Arthur had been watching Dutch, he always did, so when Dutch started to turn, he knew what he was going to do, though even still he pressed, guiding, against his arm, shoving Arthur ahead of him, keeping his body between his son and the soldiers closest, as they jumped

and they fell

and they fell

and they fell

He yelled, the sound torn from his throat, ripped out of his decaying lungs without his control,

and it burned

and it burned

and it burned

But Dutch was silent, he'd had more time to brace himself, to make a plan and he'd known what they were going to do where Arthur had been taken by surprise, had been waiting for Dutch to pull some ace out of his sleeve, had half expected for them to be shot dead ("This is it! This is...") if Dutch did something foolish as he'd been doing so often lately, and they still might die, he'd seen men die when hitting water from much lower heights.

The river was like a punch, a blow to his entire body. He gasped, breath knocked from him, and got a mouthful of frigid water. He lunged for the surface, choking all the while, eyes burning and lungs screaming

and it burned

and it burned

and it burned

Bullets thudded into the water around him, potshots taken at fleeing, suicidal outlaws, pain lanced through his shoulder and he lurched forward, only able to focus on the black blur ahead of him that was Dutch, if he could reach Dutch then… he didn't know what, didn't know then what, but he needed to reach Dutch.

The rapids slammed him into a rock, he went under again, pink water pluming from his mouth as he choked, as his lungs constricted, as he coughed and twisted and turned

and tumbled

and tumbled

and tumbled

He thrashed, struck out and hoped he was swimming upward, tasted the copper that spilled from decomposing lungs in a living body, gasped as he broke the surface—tried to, at least, as his lungs constricted, splattered blood down his chin,

"Here, oh, don't give up now!"

Dutch.

He went beneath again, lurched up, managed to suck in a breath, if only barely, as though he were breathing through the barrel of a gun shoved into his mouth.
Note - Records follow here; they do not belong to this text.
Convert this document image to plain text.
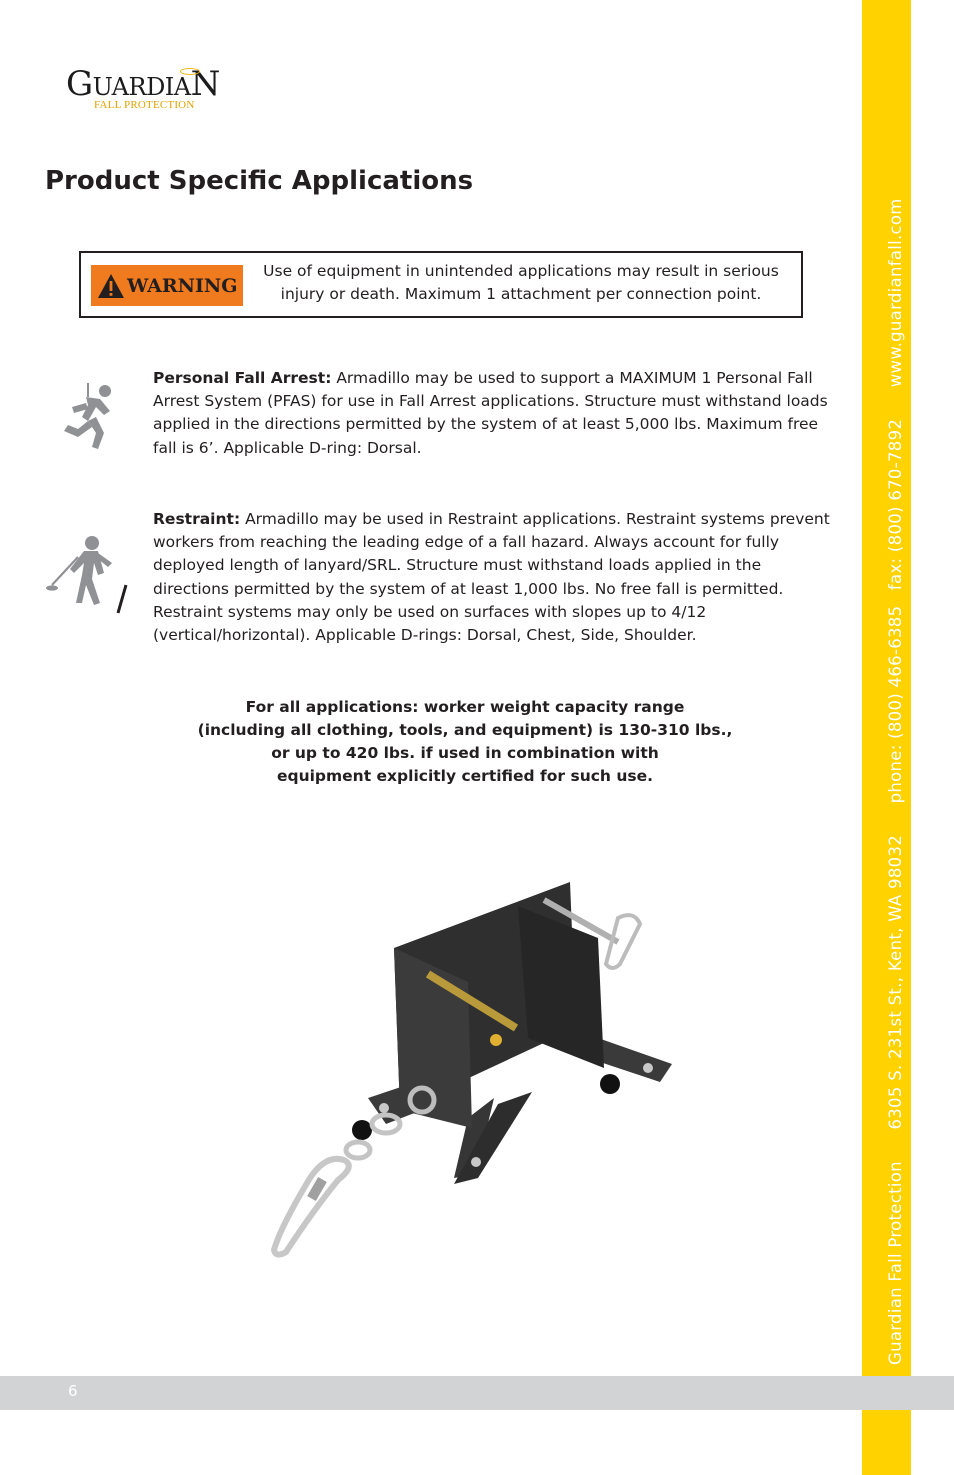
GUARDIAN
FALL PROTECTION
Product Specific Applications
WARNING
Use of equipment in unintended applications may result in serious
injury or death. Maximum 1 attachment per connection point.
Personal Fall Arrest: Armadillo may be used to support a MAXIMUM 1 Personal Fall Arrest System (PFAS) for use in Fall Arrest applications. Structure must withstand loads applied in the directions permitted by the system of at least 5,000 lbs. Maximum free fall is 6’. Applicable D-ring: Dorsal.
Restraint: Armadillo may be used in Restraint applications. Restraint systems prevent workers from reaching the leading edge of a fall hazard. Always account for fully deployed length of lanyard/SRL. Structure must withstand loads applied in the directions permitted by the system of at least 1,000 lbs. No free fall is permitted. Restraint systems may only be used on surfaces with slopes up to 4/12 (vertical/horizontal). Applicable D-rings: Dorsal, Chest, Side, Shoulder.
For all applications: worker weight capacity range
(including all clothing, tools, and equipment) is 130-310 lbs.,
or up to 420 lbs. if used in combination with
equipment explicitly certified for such use.
Guardian Fall Protection 6305 S. 231st St., Kent, WA 98032 phone: (800) 466-6385 fax: (800) 670-7892 www.guardianfall.com
6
Dutch knelt on the river bank, reaching out though Arthur was so far away, and though he felt so weak, felt weightless, felt as though he should just give in and let himself sink to the bottom of the river, give in to the black that clawed at the edges of his vision, Dutch had only just lost Hosea, had only just lost Molly, and he refused to make him watch his son die before his eyes.

Dutch,

Dutch

Dutch!

He lurched forward, and only just managed to catch Dutch's hand, wouldn't have made it if Dutch hadn't lunged forward to grab his forearm with his other hand. He choked, and he coughed water stained pink, but at least for a while

he survived

and survived

and survived

"We can't fight… gravity."

Arthur was standing beside him, watching him out of the corner of his eye. He was whole, he was hale, he was healthy. Last he'd seen him, he'd been on the ground, looking up at him, face bloody and black and blue

and he'd been dying

and he'd been dying

and he'd been dying

But just like the last time they'd stood together on a cliff, side by side, not the Father towering over the dying Son, the man was healthy, head facing John as he watched him out of the corner of sad, worried blue eyes, ("Follow my lead. I got a plan. This is a good one."), waiting for Dutch to get them out of this.

He had a plan.

and it's a good one.

and it's his last one.

Last time, though, Arthur hadn't looked healthy. And out of the corner of his eye, where he could only just see Arthur, the sun shimmering through him, never looking away from John, he could see his skin turn parchment-pale, eyes sink into his face as his skin sucked in, clung to his bones, veins turning starkly red against the whites of his eyes.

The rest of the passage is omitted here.